Kızlarımızı, oğullarımızı, evlatlarımızı en güzel okullarda okutmalıyız. Kızlarımızın üzerine daha hassasiyetle, özenle durmalıyız. Nesli, daha çok kızlarımız, kadınlarımız yetiştirmektedir. Bugün bazı cemaat ve tarikatlar; halâ kızların okumasına, okula gitmesine karşıdırlar. Bunu yazılarında, sözlerinde, yayınlarında açıktan söylüyorlar. Çünkü halâ ham, yobaz sofi olduklarının farkında değillerdir. Erkekleri de sadece medreselerimize gönderin, diyorlar. Sonra ne olacak? Öğretmen, sağlıkçı, memur, amir, subay, yönetici, lider, başkan kim olacak? Bu sorunun cevabını düşünecek kadar beyinden ve akıldan hala yoksundurlar. Yanı her okula giden sapkın sapık mı oluyor? Devlet, okul, eğitim- öğretim programını değiştirirsin. Öğretmeni kaliteli, verimli yetiştirirsin. Önder, lider, yönetici de iyileştiğinde, hiçbir sorun kalmaz.

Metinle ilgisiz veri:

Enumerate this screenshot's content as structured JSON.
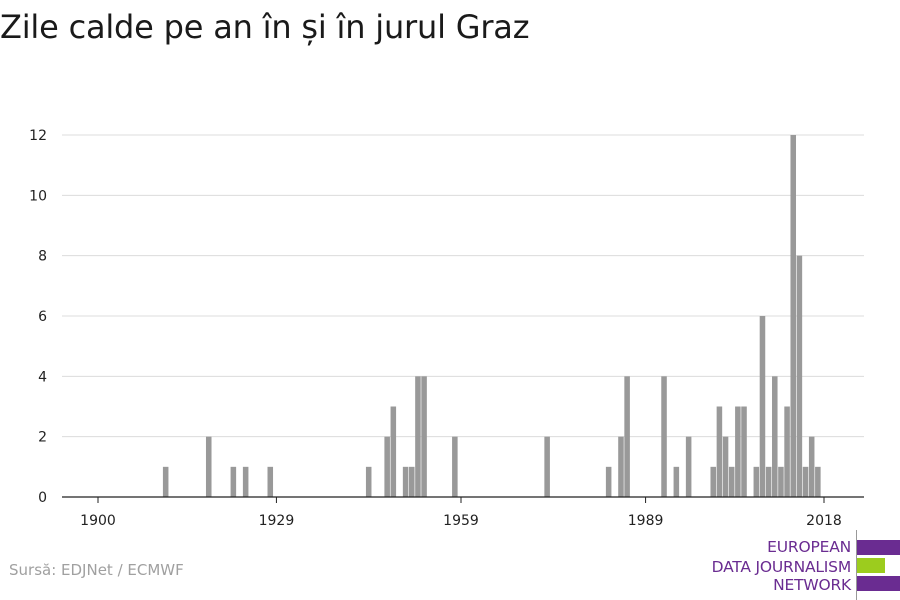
{
  "title": "Zile calde pe an în și în jurul Graz",
  "source": "Sursă: EDJNet / ECMWF",
  "logo": {
    "lines": [
      "EUROPEAN",
      "DATA JOURNALISM",
      "NETWORK"
    ],
    "colors": {
      "purple": "#6a2c91",
      "green": "#9ccc1e"
    }
  },
  "chart_data": {
    "type": "bar",
    "title": "Zile calde pe an în și în jurul Graz",
    "xlabel": "",
    "ylabel": "",
    "xlim": [
      1900,
      2018
    ],
    "ylim": [
      0,
      12
    ],
    "xticks": [
      1900,
      1929,
      1959,
      1989,
      2018
    ],
    "yticks": [
      0,
      2,
      4,
      6,
      8,
      10,
      12
    ],
    "grid": true,
    "bar_color": "#999999",
    "x": [
      1911,
      1918,
      1922,
      1924,
      1928,
      1944,
      1947,
      1948,
      1950,
      1951,
      1952,
      1953,
      1958,
      1973,
      1983,
      1985,
      1986,
      1992,
      1994,
      1996,
      2000,
      2001,
      2002,
      2003,
      2004,
      2005,
      2007,
      2008,
      2009,
      2010,
      2011,
      2012,
      2013,
      2014,
      2015,
      2016,
      2017
    ],
    "values": [
      1,
      2,
      1,
      1,
      1,
      1,
      2,
      3,
      1,
      1,
      4,
      4,
      2,
      2,
      1,
      2,
      4,
      4,
      1,
      2,
      1,
      3,
      2,
      1,
      3,
      3,
      1,
      6,
      1,
      4,
      1,
      3,
      12,
      8,
      1,
      2,
      1
    ]
  }
}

Allah cc. Kur’ân’ı Kerim’de 750 ayetten fazla ayeti sadece ilim- bilim- bilgi, meslek, sanat, bilmek, açıklamak üzerine göndermiştir.

Öyle okula kızı, erkeği göndermeyin. Bizim medreselerimize gönderin dediğimizde; ortaya Deaş, Talibin, El –Kaide, PKK gibi terör örgütleri çıkar. Milletine insanlığı dar eder!

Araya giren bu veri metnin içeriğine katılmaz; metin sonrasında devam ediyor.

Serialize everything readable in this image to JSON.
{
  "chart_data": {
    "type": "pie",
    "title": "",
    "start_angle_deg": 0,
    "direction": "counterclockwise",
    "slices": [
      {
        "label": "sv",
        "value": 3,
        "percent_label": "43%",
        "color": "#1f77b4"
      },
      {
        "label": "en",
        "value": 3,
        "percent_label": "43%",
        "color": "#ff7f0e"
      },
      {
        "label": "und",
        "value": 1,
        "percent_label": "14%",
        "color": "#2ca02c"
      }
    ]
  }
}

Dinimiz ilim dinidir. İlimsiz din olmaz. Bilimsiz din olmaz. Yüce Allah’ımızın yarattığı tüm ilimleri öğrenip, yaşam tarzı yapmalıyız. Öyle emperyalist kâfirlerin kurduğu, yetiştirdiği, kullandığı sözde İslamcı, dinci katliamcı katil örgütler gibi olmamalıyız. Deaş, El –Kaide, Taliban, El Nusra, Boko Haram benzeri bin taneden fazla İslam adını kullanan, terör örgütleri var. Bunları yetiştiren emperyalist sömürgeci bozguncu ülkelerdir. İslam, mümin, Müslümanlıkla, Allah cc. Kur’ân, peygamberimiz sas. İle ilgisi ilişkisi yoktur. Bunlar daha çok İslam dinine, Müslümanlara zarar vermektedirler. İslam ülkelerini çatışma, savaş alanı haline getirdiler!

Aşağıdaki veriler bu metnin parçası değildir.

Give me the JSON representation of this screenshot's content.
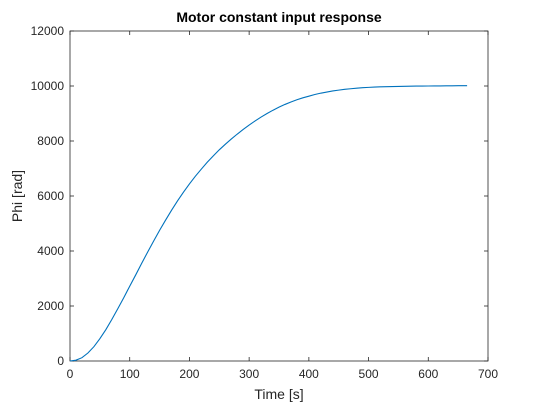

Dikkatli ve uyanık olun. İslam dininin evrenselliğini, Kur’ân ve peygamber anlayışını bırakıp; ideolojik sapkınlığa, cemaatsel kaçıklığa, cemaatsel ve tarikatsal aşırılığa kaçmayınız. İslam dinini öğrenirken, kimden öğrendiğiniz çok önemlidir. Biz, İslam cemaati olarak kendini gösterip; emperyalistlerin kılıcı olarak, devlete ve milletimize savaş açanları çok gördük. Bunu 100 yıl öncede yaptılar. Şimdide yapıyorlar. Şeyh Sait, Fetö, Adnan Oktar, Evrenesoğlu gibi onlarca cemaat, tarikat lideri, millet ve devletimiz en azılı düşmanı oldular. Dini kullandılar. Emperyalizme uşaklık ettiler. ABD, İngiliz, Fransız, İtalyan, Rus, Çin gibi emperyalistlerin kışkırtması ile devlete karşı isyan ettiler. Devlet ile milleti birbirine sokarken, iç savaş çıkardılar. Bunu dünyanın her yerinde, farklı tuzak, hile, dümenlerle hala yapmaktadırlar. Aptal süreleri de it gibi kullanılmaktadır.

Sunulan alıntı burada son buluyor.